Eddie Lee Howard, a Black man sentenced to death in 1994 based on one set of bite marks, has been exonerated, according to his lawyers at The Innocence Project. 

Howard was freed from prison in December and a court struck down his conviction on Friday, according to a statement from The Innocence Project. 

“I want to say many thanks to the many people who are responsible for helping to make my dream of freedom a reality,” the 67-year-old said in a statement.

“I thank you with all my heart because without your hard work on my behalf, I would still be confined in that terrible place called the Mississippi Department of Corrections, on death row, waiting to be executed.”

Howard has spent 26 years fighting the conviction from death row in Mississippi after he was wrongfully convicted of murdering an elderly white woman in Columbus, Mississippi.

But thanks to his sister and other witnesses who confirmed his alibi, as well as DNA evidence from the murder weapon, Howard was allowed to leave prison in December. 

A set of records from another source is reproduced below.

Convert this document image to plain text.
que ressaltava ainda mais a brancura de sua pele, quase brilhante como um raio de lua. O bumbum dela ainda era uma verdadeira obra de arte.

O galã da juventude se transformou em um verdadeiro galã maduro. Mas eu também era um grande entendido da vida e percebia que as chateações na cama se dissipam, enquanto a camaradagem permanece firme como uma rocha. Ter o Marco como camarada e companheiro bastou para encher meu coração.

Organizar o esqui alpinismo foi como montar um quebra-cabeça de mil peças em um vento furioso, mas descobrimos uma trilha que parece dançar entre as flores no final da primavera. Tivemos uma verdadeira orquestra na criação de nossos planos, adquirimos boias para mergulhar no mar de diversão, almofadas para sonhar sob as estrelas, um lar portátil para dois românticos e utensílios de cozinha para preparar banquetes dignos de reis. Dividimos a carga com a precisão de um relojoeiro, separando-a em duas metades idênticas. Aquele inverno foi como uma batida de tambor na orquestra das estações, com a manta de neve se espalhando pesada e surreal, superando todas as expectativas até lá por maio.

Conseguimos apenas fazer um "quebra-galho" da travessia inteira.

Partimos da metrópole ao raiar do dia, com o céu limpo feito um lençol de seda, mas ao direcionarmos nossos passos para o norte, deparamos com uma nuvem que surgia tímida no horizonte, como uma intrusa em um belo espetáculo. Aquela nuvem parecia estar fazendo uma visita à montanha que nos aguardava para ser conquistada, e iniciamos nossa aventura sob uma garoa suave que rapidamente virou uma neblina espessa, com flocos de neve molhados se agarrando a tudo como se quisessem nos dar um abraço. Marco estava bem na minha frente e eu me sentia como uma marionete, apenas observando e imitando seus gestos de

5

The Mississippi Supreme Court threw out Howard's conviction in August due to the original prosecutor's reliance on a single set of bite marks found on 84-year-old Georgia Kemp, who was raped and murdered in 1992 before her home was set on fire. 

The court agreed with Howard's lawyers that an “individual perpetrator cannot be reliably identified through bite mark comparison” and slammed the prosecutors for effectively basing their entire case around the single set of bite marks. 

"After reviewing the record, we conclude that Howard's evidence as to the change in the scientific understanding of the reliability of identification through bite-mark comparisons was almost uncontested. Based on this record, we agree with Howard that a forensic dentist would not be permitted to identify Howard as the biter today as Dr. West did at Howard's trial in 2000," the court said in its August decision.

District Attorney Scott Colom agreed not to retry the murder charges, allowing Howard to walk free after decades spent unfairly in prison. 

The Innocence Project lawyers for Howard, Vanessa Potkin and M. Chris Fabricant, said in a statement that the prosecutors relied on "junk science" to nearly end Howard's life. 

“The Mississippi Supreme Court has taken a powerful stance in rejecting junk science as the basis on which to put a man to death. We are thankful that the Court has identified this breakdown in Mr. Howard’s case, ruling that debunked science has no place in our justice system,” Fabricant said. 

The harsh sentence was "based on unfounded forensics with no physical evidence or witnesses to the crime," Potkin added.

“Like Mr. Howard, 21 other men and women on death row across the country have had their innocence proven by DNA, including Kennedy Brewer. Mr. Brewer, who is also a Black man, spent 15 years on Mississippi’s death row based on false bite mark evidence," Potkin noted.

"We know there are more innocent people currently on death row pleading for post-conviction relief. The death penalty is the most extreme and irreversible form of punishment. Mr. Howard’s case is a prime example of why we cannot afford to use it when human error is still so prevalent in the criminal justice system.”

The Innocence Project explained that Howard was one of many cases throughout the country where the police, in this case, police in Lowndes County, were struggling to find suspects and effectively targeted a random person in order to secure any conviction they could. 

Despite the lack of evidence and now disproven testimony from an expert used in the original trial, Howard spent 26 years on death row at Parchman Farm, which is notoriously one of the most horrible prisons in the country. 

Howard's charges were originally thrown out in 1997 but he was retried in 2000 after Dr. Michael West said in court that he believed the bite marks matched Howard's teeth, according to CBS News. West has since said in court testimony that he no longer thinks bite marking should be used as evidence in court cases. 

CBS News noted that testimony from West was used in another case that has since been thrown out. 

“This is such a bittersweet victory. We’re thrilled that Mr. Howard will finally have his freedom and some semblance of justice but he has lost nearly three decades of his life facing execution because the system failed," said Tucker Carrington, a lawyer with the Mississippi Innocence Project that helped on the case.

"His case reminds us that there is still much work to be done to support Mr. Howard and others like him who have lost precious years of their lives to wrongful convictions,” Carrington added. 

A fundraising campaign has been started for Howard as he begins to rebuild his life. More than $24,000 has been raised so far.